Acts 1:12-26 (spring, AD 30)

“Then the apostles returned to Jerusalem…they went upstairs to the room where they were [all] staying…They all joined constantly in prayer, along with the women and Mary the mother of Jesus, and with his brothers” (1:12-14)

So much was going on for the disciples (now termed ‘apostles’ as Jesus was back in heaven). Their best friend, the great man from God, had died. Then he rose from the dead and they realised he had been God himself, all along. They saw him several more times over the next six weeks before he went back to heaven, right in front of them.

They obeyed Jesus in making a remarkable decision that would shape the rest of human history. Jesus told them to go back to Jerusalem, which was the epicenter of opposition to Jesus (and to them) – to wait for the promised Holy Spirit. None of them were from Jerusalem, and they were poor, so they didn’t have their own place to stay. They were packed into a single room, where they…

…”joined constantly in prayer”…(v.14)

What could have driven them to constant prayer? Anxiety over the future, the probability of persecution, the promise of Holy Spirit and the massive task Jesus had given them of taking the gospel around the world. And for their wives, the additional worry about whether they would lose their husbands to persecution. That fear was ultimately well-founded, as ten out of eleven of them were murdered, and the other spend time in exile.

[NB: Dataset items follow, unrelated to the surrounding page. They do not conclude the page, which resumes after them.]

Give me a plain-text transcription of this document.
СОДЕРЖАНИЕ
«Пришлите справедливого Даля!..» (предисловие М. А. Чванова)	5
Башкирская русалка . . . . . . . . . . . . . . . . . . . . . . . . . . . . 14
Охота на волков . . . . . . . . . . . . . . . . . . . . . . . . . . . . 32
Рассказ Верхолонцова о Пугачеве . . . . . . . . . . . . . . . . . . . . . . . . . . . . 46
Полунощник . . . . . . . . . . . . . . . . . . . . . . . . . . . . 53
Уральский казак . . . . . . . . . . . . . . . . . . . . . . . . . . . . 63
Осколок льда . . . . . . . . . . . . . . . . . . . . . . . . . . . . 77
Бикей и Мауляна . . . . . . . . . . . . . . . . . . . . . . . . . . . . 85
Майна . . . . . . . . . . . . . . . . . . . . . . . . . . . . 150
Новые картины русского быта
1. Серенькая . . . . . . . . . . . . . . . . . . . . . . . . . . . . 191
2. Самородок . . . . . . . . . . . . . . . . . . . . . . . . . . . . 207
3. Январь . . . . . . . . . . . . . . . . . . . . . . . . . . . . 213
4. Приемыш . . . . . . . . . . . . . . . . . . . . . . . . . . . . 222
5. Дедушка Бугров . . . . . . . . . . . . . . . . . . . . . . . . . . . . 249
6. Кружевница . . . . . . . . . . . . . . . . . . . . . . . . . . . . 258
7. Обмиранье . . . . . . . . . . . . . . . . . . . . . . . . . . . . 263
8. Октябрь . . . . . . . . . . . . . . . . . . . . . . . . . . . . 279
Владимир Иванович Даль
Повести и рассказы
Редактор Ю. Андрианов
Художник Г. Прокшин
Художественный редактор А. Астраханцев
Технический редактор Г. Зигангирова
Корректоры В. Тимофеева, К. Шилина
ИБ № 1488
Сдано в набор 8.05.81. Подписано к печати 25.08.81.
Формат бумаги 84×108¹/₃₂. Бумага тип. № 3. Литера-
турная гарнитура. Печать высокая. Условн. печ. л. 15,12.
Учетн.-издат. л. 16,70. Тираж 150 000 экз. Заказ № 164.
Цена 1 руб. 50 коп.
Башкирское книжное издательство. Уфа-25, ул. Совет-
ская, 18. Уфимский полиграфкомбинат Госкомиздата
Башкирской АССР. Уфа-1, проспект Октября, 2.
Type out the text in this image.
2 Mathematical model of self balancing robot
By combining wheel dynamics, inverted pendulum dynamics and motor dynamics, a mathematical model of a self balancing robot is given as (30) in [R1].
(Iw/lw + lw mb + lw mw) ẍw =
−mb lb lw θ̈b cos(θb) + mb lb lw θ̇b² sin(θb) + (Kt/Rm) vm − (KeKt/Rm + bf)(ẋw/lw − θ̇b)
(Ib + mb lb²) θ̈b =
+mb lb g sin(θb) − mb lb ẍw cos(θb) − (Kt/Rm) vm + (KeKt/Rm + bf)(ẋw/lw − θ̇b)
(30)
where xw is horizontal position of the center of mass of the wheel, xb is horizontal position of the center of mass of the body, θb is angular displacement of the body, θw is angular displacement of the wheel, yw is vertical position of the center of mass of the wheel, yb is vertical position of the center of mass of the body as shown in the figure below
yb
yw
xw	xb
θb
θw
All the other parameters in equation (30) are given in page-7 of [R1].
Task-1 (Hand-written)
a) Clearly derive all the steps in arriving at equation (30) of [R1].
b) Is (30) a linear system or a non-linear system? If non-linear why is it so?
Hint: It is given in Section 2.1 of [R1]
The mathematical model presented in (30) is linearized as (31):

The fact that the apostles’ wives, Jesus’ other female disciples and Jesus’ mother were there is worthy of note. The women-as-equal-with-men, counter-cultural side of following Jesus was birthing. 

Equally remarkably, for different reasons, Jesus’ biological brothers were there: James, Joseph, Simon and Judas (i.e. Jude). These were the men whose prior attitude to Jesus was summed up by John’s words: “even his own brothers did not believe in him” (John 7:5). But they too had changed, they now understood the truth, and James became a leader in the early church while Jude wrote a letter that became part of Scripture.

Whatever the previous failures of faith and understanding common to the disciples and Jesus’ bio-brothers had become irrelevant. What was important was that they now knew who Jesus was, and how important obedience, the Holy Spirit, and the spread of the gospel was. They recognised all of that had to be undergirded by a close relationship with God, making prayer crucial.

You too, if you are a Christian, have a mandate to take the gospel to the whole world.

You too, will face opposition whenever and wherever you stand up for truth and Jesus.

You too, need Holy Spirit to guide and strengthen you.

You too, face the struggle to obey through inconvenience, competing desires and the urge to be comfortable.

You too, therefore, need to be “constantly in prayer”.


Some people suggest that the different accounts of Judas Iscariot’s death in Matthew and Acts are proof of contradiction. 

Matthew said that Judas hanged himself and the Sanhedrin bought the field (Matthew 27:1-10).

Luke, here in Acts said that “Judas bought a field; there he fell headlong, his body burst open and all his intestines spilled out” (v.18).

So which is right? Who bought the field? How did he die?

Scripture doesn’t reconcile it for us (those are details that we don’t need), but it’s not hard to see how the two stories fit. The most obvious explanation, to me, is that Judas bought the field and hung himself from a reasonably high branch in a tree. When he hung himself, the rope (either before or after death) broke, and he or his dead body fell, bursting it open. After that, the Sanhedrin purchased the field.